Что же до твоего ответа на мой почти праздный интерес о Нарциссе, то он вынуждает меня злонамеренно постучать пальцами по ручке кресла и почти заворожено наблюдать за тем, как оттуда поднимается пыль. Это было бы прекрасное зрелище, пыль через едва уловимые лучи солнца, бьющие из не самой первой свежести окна, для кого-то, кто мог его оценить. Я мог, почти, когда-то, настолько давно, что я успел забыть об этом. Очень глупо считать, что не бывает правильных или неверных ответом, ты ответил правильно, на твоё счастье, Малфой. Мне всё равно, что за чувства ты питаешь к жене, однако, если бы ты готов был предать дорогого тебе человека ради спасения своей шкуры, то с моей стороны тем более было бы опрометчиво тебе доверять. Ты оставил в живых не только её, скользкий друг, ты сохранил и свою голову покорностью, умасленную остатками былой роскоши в виде твоей гордости. В то время, как ты захлёбываешься своими страхами, я остаюсь рациональным и беспристрастным к тебе, согласись, это тебе на руку.
Когда-то человеком был даже я. И у меня была возможность сделать вывод, что эмоции просто нелепица, они нецелесообразны и лишь мешают на пути к истинному величию, это может показаться незаметным, но они не стоят того, чтобы чувствовать. Но большинство людей слишком глупы, чтобы сбросить со своих плечей этот груз, боясь ощутить спокойствие внутри своего тела.
Я знавал одну историю про короля, которому довелось родиться без сердца, он мог улыбнуться, когда кто-то делал ему комплимент, и когда люди на его глазах рухнули с моста в реку. Бесчеловечно, ты говоришь? Возможно. Он вёл идеальные войны, и не задумывался, занося клинок над врагами и устраивая расправы в кипящей смоле. Жестоко? Конечно. Однако, ни у кого не было возможности предать его, потому, что у него не дрожала рука. Но его самый преданный человек решил спасти его душу, в тот момент, когда король повелел казнить за небольшую провинность и его. И он продал свои глаза в обмен на живое сердце, и подарил его жестокому королю, считая, что сделал тому великое благо и искренне любя его. Первое, что сделал король, получив сердце, заплакал. Этот бравый герой уничтожил его своими эмоциями. Такой хороший и правильный герой, не так ли? Мы опустим тот момент, где и у кого вырвали сердце для короля.
Ты, возможно, не согласишься с моим рассуждением, ты прирос к своим чувствам, как я к власти над миром. Но ты не можешь вместить в своё узкое сознание понимание того, что, если ты от них откажется ради более высокой цели, тебе не будет жаль.
Я с тенью задумчивостью скольжу своими древними, дышащими тайными знаниями глазами по твоему лицу, едва уловимо потирая подбородок кончиками пальцев в попытке припомнить, как именно я должен ощутить это на своей коже, потому, что эта кожа чужая.
Для тебя это невозможно и дико, хранить в памяти собственные эмоции. Ты думаешь, я никогда ничего не ощущал? Я могу вспомнить, как трава касалась моих пальцев, как ветер путал мои волосы. Я помню, как испытывал губительную для неё страсть к Айн, я помню, что это такое, но я больше этого не чувствую. Для меня это пройденная летопись.
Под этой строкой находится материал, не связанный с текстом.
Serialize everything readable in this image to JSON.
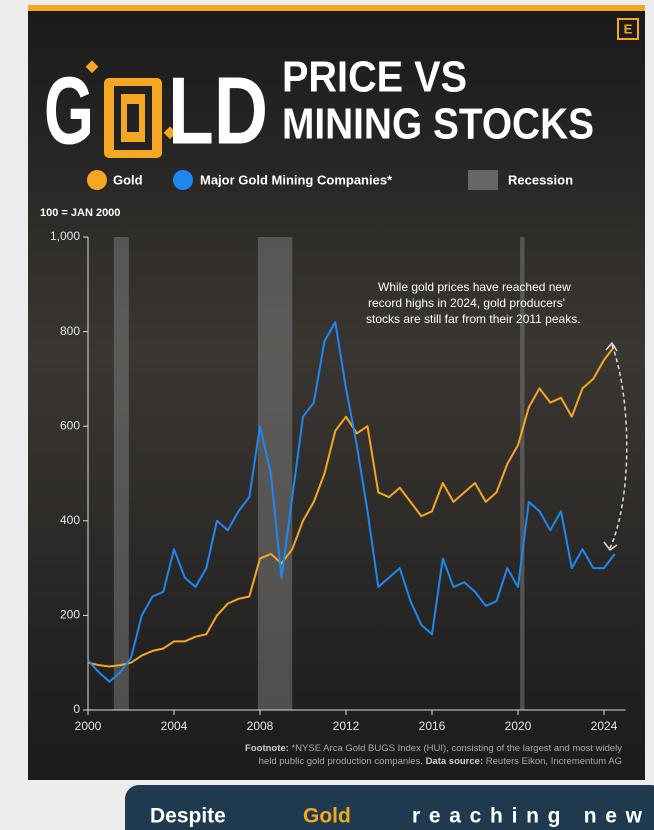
{
  "chart_data": {
    "type": "line",
    "logo": "E",
    "title_parts": [
      "G",
      "LD"
    ],
    "title_right": [
      "PRICE VS",
      "MINING STOCKS"
    ],
    "unit_note": "100 = JAN 2000",
    "recession_label": "Recession",
    "recessions": [
      [
        2001.2,
        2001.9
      ],
      [
        2007.9,
        2009.5
      ],
      [
        2020.1,
        2020.3
      ]
    ],
    "x": [
      2000,
      2000.5,
      2001,
      2001.5,
      2002,
      2002.5,
      2003,
      2003.5,
      2004,
      2004.5,
      2005,
      2005.5,
      2006,
      2006.5,
      2007,
      2007.5,
      2008,
      2008.5,
      2009,
      2009.5,
      2010,
      2010.5,
      2011,
      2011.5,
      2012,
      2012.5,
      2013,
      2013.5,
      2014,
      2014.5,
      2015,
      2015.5,
      2016,
      2016.5,
      2017,
      2017.5,
      2018,
      2018.5,
      2019,
      2019.5,
      2020,
      2020.5,
      2021,
      2021.5,
      2022,
      2022.5,
      2023,
      2023.5,
      2024,
      2024.5
    ],
    "series": [
      {
        "name": "Gold",
        "color": "#f5a623",
        "values": [
          100,
          95,
          92,
          95,
          100,
          115,
          125,
          130,
          145,
          145,
          155,
          160,
          200,
          225,
          235,
          240,
          320,
          330,
          310,
          340,
          400,
          440,
          500,
          590,
          620,
          585,
          600,
          460,
          450,
          470,
          440,
          410,
          420,
          480,
          440,
          460,
          480,
          440,
          460,
          520,
          560,
          640,
          680,
          650,
          660,
          620,
          680,
          700,
          740,
          770
        ]
      },
      {
        "name": "Major Gold Mining Companies*",
        "color": "#1e88f0",
        "values": [
          105,
          80,
          60,
          80,
          110,
          200,
          240,
          250,
          340,
          280,
          260,
          300,
          400,
          380,
          420,
          450,
          600,
          500,
          280,
          450,
          620,
          650,
          780,
          820,
          680,
          560,
          420,
          260,
          280,
          300,
          230,
          180,
          160,
          320,
          260,
          270,
          250,
          220,
          230,
          300,
          260,
          440,
          420,
          380,
          420,
          300,
          340,
          300,
          300,
          330
        ]
      }
    ],
    "xlim": [
      2000,
      2025
    ],
    "xticks": [
      2000,
      2004,
      2008,
      2012,
      2016,
      2020,
      2024
    ],
    "ylim": [
      0,
      1000
    ],
    "yticks": [
      0,
      200,
      400,
      600,
      800,
      {
        "value": 1000,
        "label": "1,000"
      }
    ],
    "annotation": [
      "While gold prices have reached new",
      "record highs in 2024, gold producers'",
      "stocks are still far from their 2011 peaks."
    ],
    "footnote_label": "Footnote:",
    "footnote_text": "*NYSE Arca Gold BUGS Index (HUI), consisting of the largest and most widely",
    "footnote_text2": "held public gold production companies.",
    "source_label": "Data source:",
    "source_text": "Reuters Eikon, Incrementum AG",
    "callout": [
      "Despite",
      "Gold",
      "reaching new"
    ]
  }
}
Что я хочу тебе сказать этой историй, домысли сам. Хочу ли я сказать, что, если позволю приблизиться к себе тому, кто может чувствовать, пусть это будешь даже ты, достаточно подлый и жестокий, чтобы удовлетворить этим мой пытливый ум, можешь испортить мне жизнь вовсе не из побуждения предать, которое я не читаю в твоих мыслях, а вполне вероятно из жажды сделать как лучше. Могу ли я доверить тебе столь ценное сокровище, как я сам, человек, со смертью которого уйдёт слишком много магии из этого мира. То ли сказать, что я не стану вытирать о тебя ноги и отвечать жестокостью на добро, чтобы не получить ножа в горло своей пусть и заслуженной самонадеянности? Хочу ли я сказать тебе, что исправить свои ошибки способен лишь тот, у кого холодное сердце, настолько, что нём может случиться сквозняк. Считаю ли, что твои эмоции могут стать опасным оружие против меня, если ты решишься на восстание, как однажды решил для себя Снейп, и я решил для своей безопасности подписать тебе приговор или же предложить отказаться от своих эмоций. Или же просто решил рассказать тебе историю. Поразмышлять тебе даже полезно, мой скользкий друг, даже если от этих мыслей по тебе будет проходить дрожь неизвестности, Люциус Малфой.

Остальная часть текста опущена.